How do we as adults learn new things? Change patterns? Change habits we have curated for many years, sometimes the majority of our lives? If we shift in joy or pleasure, can we learn skills quicker or disrupt old patterns with more ease?
Then I got curious about FAILURE as an adult - times when we didn’t achieve an expectation or goal someone else set for us or we set for ourselves. I imagine we all have shame around past failures, some from adulthood and others from childhood. Some obvious. Some sneaky, more hidden.
If we thought of failure as A GAP, then would failure simply be unfinished actions or part of a process?
maybe…
Failure becomes something you accept as learning. Curiosity.
Failure becomes something we need to cross through. Actions.
Failure becomes something that demands new approaches. Novelty.
Failure becomes something that requires you to take risks. Leaps.
Would this make failure something we could eventually achieve or accomplish? But, then, doesn’t viewing it from that perspective make failure transform to the potential for success?
Kind of like failure is an ellipsis (…) instead of a period, and it exposes possibility. Failure becomes a conversation between destinations, between actions. Are we ever truly arriving anywhere? Or are we just continually moving between points we create or identify, or points society chooses for us?
Then…if you believe you failed or are failing as a parent, or as a partner, or as a friend…what would it look like to succeed? To not fail? Couldn’t you just be in the IN BETWEEN, between one action and the next? A new pathway between destinations. The gap.
Is it then more important where we place meaning or where we place the parameters of failure? Is failure only temporary, if we want it to be?

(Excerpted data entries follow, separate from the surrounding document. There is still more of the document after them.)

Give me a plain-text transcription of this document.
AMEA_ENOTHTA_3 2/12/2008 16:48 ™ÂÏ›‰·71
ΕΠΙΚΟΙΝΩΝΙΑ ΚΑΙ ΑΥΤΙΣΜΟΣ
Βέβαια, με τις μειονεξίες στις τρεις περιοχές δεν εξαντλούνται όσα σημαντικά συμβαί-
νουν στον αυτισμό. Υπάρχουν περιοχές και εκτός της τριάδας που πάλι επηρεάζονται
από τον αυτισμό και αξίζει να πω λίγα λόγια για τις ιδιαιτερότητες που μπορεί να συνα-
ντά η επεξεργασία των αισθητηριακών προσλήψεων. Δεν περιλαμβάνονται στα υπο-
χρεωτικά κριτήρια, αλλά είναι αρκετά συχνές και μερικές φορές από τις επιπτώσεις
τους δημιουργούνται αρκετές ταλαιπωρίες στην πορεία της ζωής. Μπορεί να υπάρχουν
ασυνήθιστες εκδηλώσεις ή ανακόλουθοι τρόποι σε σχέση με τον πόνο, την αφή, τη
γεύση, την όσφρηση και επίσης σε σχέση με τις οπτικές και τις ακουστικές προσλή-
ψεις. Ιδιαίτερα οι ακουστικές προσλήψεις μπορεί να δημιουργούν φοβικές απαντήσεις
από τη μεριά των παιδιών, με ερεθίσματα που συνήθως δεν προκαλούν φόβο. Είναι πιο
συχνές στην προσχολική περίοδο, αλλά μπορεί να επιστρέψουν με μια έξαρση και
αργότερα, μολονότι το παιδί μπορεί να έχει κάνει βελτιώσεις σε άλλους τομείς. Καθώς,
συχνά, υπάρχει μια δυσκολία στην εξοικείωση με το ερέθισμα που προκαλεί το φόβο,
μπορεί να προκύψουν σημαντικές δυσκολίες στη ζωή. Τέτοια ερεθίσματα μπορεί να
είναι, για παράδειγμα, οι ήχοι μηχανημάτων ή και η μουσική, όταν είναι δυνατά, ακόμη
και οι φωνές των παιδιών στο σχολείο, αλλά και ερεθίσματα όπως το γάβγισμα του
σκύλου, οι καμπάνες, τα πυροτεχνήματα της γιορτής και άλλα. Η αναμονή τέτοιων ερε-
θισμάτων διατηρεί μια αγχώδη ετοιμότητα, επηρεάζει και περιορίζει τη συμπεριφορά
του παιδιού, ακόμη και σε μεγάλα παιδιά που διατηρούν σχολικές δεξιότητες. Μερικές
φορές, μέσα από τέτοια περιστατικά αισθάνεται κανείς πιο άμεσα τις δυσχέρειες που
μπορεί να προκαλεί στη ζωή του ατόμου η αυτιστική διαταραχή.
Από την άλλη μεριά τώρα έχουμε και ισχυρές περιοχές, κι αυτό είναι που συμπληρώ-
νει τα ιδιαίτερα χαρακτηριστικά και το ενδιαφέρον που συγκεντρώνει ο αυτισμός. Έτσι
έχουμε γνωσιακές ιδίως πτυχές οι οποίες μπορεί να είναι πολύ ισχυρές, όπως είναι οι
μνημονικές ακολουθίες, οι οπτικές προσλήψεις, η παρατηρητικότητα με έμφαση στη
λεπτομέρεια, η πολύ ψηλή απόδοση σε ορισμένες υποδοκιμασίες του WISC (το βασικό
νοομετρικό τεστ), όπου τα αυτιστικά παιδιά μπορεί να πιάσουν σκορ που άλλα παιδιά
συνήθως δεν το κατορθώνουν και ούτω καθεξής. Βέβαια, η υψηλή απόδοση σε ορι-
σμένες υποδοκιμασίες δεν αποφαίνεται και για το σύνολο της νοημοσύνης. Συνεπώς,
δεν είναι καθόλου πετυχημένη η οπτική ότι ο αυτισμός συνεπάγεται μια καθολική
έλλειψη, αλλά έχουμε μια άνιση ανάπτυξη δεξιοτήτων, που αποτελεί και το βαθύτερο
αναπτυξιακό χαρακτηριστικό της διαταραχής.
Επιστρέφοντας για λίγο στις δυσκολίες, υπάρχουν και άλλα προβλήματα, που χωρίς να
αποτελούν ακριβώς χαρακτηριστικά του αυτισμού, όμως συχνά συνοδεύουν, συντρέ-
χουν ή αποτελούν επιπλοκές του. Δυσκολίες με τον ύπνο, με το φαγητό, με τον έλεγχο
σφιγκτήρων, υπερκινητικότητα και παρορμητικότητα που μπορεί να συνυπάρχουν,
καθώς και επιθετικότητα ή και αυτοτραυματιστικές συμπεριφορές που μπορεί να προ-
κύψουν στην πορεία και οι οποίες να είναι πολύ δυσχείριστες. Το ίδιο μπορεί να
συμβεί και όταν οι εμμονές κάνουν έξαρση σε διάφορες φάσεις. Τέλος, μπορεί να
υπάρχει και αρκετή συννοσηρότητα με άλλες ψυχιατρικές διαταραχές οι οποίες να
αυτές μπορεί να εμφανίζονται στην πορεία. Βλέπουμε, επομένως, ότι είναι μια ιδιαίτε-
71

How do we exist within the gaps? We transform - failure allows space, creation, change, and metamorphosis - and when we play or experience joy within that space we build more new pathways faster. We keep trying, committing and dedicating and it will become something else. We learn to value playing in the gaps, instead of surviving the gaps. We open our eyes. Get Curious. Try something new. Sometimes even take a risk. And keep allowing one action to talk to the next.
(The brain synapse research was from Dr. Karyn Purvis. The conversation on failure was influenced by the book I just finished: The Blue is Where God Lives by Sharon Social Washington. It is a book about “Afro-Magic Realism that reclaims the promise of a family’s destiny through the bending of time”.)